Comparison by use case
| Need | Best fit |
|---|---|
| Find candidates with thin LinkedIn but strong GitHub | SeekOut |
| High-volume sourcing across many databases | hireEZ |
| Nurture passive candidates over multi-week sequences | Gem |
| Track pipeline + ATS sync + team analytics | Gem |
| Find candidates active in technical communities | MentionFox (complement) |
| Baseline professional network reach | LinkedIn Recruiter |
Find candidates active in technical communities
MentionFox scans HackerNews, Reddit, Quora, and 50+ more platforms for people sharing work relevant to your open roles.
See plans and pricingQuestions, answered
Compare SeekOut, hireEZ, and Gem for technical talent sourcing.
SeekOut excels at finding hard-to-find technical profiles using GitHub, patent filings, and skills graph data. hireEZ is strong for AI-driven sourcing at scale across many databases simultaneously.

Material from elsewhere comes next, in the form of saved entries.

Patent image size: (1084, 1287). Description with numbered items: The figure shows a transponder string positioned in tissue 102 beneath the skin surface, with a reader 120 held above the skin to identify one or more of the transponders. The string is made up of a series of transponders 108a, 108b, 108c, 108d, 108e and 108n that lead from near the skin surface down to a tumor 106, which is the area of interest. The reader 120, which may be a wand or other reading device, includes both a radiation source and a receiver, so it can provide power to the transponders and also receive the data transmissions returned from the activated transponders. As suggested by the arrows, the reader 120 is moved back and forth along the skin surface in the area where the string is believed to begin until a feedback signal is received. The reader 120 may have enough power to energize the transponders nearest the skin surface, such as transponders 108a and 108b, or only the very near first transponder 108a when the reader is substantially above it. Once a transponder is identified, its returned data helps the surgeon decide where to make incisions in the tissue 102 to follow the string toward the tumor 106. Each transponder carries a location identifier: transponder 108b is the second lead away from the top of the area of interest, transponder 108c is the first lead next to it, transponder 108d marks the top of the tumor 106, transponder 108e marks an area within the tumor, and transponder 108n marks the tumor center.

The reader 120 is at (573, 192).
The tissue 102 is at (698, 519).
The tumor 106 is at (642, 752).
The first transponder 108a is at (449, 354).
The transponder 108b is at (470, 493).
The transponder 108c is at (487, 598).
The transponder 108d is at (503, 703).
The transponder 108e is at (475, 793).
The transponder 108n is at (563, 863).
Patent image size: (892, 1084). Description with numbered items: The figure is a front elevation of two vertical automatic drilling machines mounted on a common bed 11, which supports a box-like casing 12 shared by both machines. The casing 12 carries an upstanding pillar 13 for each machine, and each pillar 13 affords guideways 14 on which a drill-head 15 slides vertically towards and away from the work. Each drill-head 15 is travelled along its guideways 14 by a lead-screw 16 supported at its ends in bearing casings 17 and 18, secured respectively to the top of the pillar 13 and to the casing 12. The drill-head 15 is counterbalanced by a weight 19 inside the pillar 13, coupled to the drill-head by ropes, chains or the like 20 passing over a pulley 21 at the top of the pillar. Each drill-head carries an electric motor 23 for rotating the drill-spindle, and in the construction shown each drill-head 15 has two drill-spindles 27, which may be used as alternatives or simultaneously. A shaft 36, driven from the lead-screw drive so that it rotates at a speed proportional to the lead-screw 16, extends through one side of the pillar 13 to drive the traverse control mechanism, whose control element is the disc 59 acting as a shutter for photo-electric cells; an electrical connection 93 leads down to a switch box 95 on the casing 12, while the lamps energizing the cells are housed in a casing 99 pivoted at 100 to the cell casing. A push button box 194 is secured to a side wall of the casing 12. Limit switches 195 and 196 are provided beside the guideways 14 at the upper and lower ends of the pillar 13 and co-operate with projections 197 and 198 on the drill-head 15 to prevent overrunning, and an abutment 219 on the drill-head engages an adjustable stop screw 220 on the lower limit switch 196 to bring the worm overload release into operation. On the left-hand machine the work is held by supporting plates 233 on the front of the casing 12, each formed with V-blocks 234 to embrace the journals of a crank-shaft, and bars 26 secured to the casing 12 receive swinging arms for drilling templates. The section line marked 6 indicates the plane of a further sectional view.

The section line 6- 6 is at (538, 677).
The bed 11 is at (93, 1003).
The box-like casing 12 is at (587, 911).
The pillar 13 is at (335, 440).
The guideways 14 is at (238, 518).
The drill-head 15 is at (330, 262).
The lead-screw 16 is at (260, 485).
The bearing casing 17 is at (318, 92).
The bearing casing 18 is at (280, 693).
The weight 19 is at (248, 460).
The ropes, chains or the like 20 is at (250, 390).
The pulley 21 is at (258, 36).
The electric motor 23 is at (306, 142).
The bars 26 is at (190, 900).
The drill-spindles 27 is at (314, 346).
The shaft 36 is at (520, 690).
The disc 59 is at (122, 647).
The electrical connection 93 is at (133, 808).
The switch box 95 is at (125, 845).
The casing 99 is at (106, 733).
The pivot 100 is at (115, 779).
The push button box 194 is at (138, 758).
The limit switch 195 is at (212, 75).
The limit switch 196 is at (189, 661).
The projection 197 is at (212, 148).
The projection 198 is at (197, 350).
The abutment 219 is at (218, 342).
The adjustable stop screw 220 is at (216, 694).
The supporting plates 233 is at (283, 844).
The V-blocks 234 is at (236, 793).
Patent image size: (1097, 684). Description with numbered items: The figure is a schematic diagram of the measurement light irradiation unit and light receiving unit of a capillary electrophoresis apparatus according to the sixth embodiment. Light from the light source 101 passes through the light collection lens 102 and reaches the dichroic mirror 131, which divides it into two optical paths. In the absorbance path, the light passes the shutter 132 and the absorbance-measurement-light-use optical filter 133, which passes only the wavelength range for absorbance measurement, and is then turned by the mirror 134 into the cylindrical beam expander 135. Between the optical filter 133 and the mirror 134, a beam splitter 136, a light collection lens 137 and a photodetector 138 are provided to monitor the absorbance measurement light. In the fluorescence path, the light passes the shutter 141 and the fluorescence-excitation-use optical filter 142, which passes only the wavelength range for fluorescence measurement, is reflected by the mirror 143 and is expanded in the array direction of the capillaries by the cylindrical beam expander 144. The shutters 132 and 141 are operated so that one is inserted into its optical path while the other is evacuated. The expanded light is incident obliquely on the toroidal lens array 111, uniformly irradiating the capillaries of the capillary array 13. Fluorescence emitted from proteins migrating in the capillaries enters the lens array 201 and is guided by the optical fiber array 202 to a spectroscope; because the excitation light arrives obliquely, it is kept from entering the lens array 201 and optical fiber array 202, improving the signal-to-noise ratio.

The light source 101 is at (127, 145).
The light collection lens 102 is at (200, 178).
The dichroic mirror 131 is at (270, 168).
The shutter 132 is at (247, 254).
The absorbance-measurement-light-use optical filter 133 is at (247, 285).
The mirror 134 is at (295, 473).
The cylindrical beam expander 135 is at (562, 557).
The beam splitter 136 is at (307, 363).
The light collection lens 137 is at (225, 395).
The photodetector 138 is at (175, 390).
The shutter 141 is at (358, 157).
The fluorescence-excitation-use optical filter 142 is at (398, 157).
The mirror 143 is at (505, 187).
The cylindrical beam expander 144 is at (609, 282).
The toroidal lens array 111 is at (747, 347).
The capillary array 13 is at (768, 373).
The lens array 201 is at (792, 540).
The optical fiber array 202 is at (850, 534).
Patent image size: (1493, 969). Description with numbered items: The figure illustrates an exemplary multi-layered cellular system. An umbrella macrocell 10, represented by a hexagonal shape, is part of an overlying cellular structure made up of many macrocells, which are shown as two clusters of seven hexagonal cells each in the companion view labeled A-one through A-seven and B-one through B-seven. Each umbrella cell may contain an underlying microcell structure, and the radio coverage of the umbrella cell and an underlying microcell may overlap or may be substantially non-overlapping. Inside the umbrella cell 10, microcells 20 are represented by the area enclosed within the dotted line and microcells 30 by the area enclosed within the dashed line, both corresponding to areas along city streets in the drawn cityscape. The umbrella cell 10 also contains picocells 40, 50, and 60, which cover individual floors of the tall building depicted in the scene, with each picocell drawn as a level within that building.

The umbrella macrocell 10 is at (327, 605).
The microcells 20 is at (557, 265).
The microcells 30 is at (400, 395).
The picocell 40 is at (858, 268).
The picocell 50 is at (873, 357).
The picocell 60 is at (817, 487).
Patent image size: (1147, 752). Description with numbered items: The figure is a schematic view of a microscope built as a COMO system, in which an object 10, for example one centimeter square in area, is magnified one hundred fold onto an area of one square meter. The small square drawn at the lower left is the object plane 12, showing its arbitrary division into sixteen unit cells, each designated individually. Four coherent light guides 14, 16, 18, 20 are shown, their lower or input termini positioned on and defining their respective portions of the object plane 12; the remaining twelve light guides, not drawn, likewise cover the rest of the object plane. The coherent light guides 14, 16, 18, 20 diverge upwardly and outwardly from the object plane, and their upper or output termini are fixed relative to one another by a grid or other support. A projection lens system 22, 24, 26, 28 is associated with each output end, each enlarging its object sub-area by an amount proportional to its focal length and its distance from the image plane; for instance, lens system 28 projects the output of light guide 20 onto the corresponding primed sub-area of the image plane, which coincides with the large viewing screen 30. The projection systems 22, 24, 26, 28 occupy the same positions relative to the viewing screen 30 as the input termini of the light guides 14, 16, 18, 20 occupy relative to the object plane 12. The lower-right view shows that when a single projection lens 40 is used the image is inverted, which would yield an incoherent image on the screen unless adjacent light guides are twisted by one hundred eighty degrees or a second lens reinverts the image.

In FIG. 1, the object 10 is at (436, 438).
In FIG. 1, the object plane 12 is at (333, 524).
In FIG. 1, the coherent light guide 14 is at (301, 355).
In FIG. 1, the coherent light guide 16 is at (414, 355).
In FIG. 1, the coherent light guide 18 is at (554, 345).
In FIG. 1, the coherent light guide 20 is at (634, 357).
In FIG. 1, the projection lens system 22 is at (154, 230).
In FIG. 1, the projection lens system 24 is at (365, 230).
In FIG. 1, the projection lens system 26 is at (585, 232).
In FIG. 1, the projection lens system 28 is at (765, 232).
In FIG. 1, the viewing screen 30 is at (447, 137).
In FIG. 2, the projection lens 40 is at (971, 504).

Gem is strongest as a candidate relationship management and pipeline tool, layered on top of your ATS. Best combined: SeekOut or hireEZ for discovery, Gem for nurture and pipeline.
Which is better for sourcing senior engineers: SeekOut or hireEZ?
SeekOut is generally preferred for senior and specialized engineering roles because it indexes GitHub repositories, patents, and academic publications — signals that surface contributors who may not have an active LinkedIn profile. hireEZ aggregates more sources but relies more heavily on LinkedIn and traditional professional profiles.
What is Gem best at in a recruiting stack?
Gem is strongest as a candidate relationship layer: multi-step sequencing for passive candidate nurture, pipeline visibility, sourcing analytics, and ATS integration. It is not primarily a sourcing tool. Think of it as the outreach and tracking layer, not the discovery layer.
Can MentionFox help with talent sourcing?
MentionFox is a social conversation intelligence tool, not a recruiting database. It can help surface candidates who are publicly discussing job searches, posting about projects, or engaging in communities relevant to your hiring need — useful for developer and founder roles where candidates are active on HackerNews, GitHub discussions, or Reddit. It complements but does not replace SeekOut, hireEZ, or Gem.
Does LinkedIn Recruiter replace SeekOut or hireEZ?
LinkedIn Recruiter is the largest professional database and the default starting point. SeekOut and hireEZ add value by surfacing candidates who are not active on LinkedIn or who have thin LinkedIn profiles but strong GitHub or technical footprints. For senior and niche technical roles, the three are often used in combination.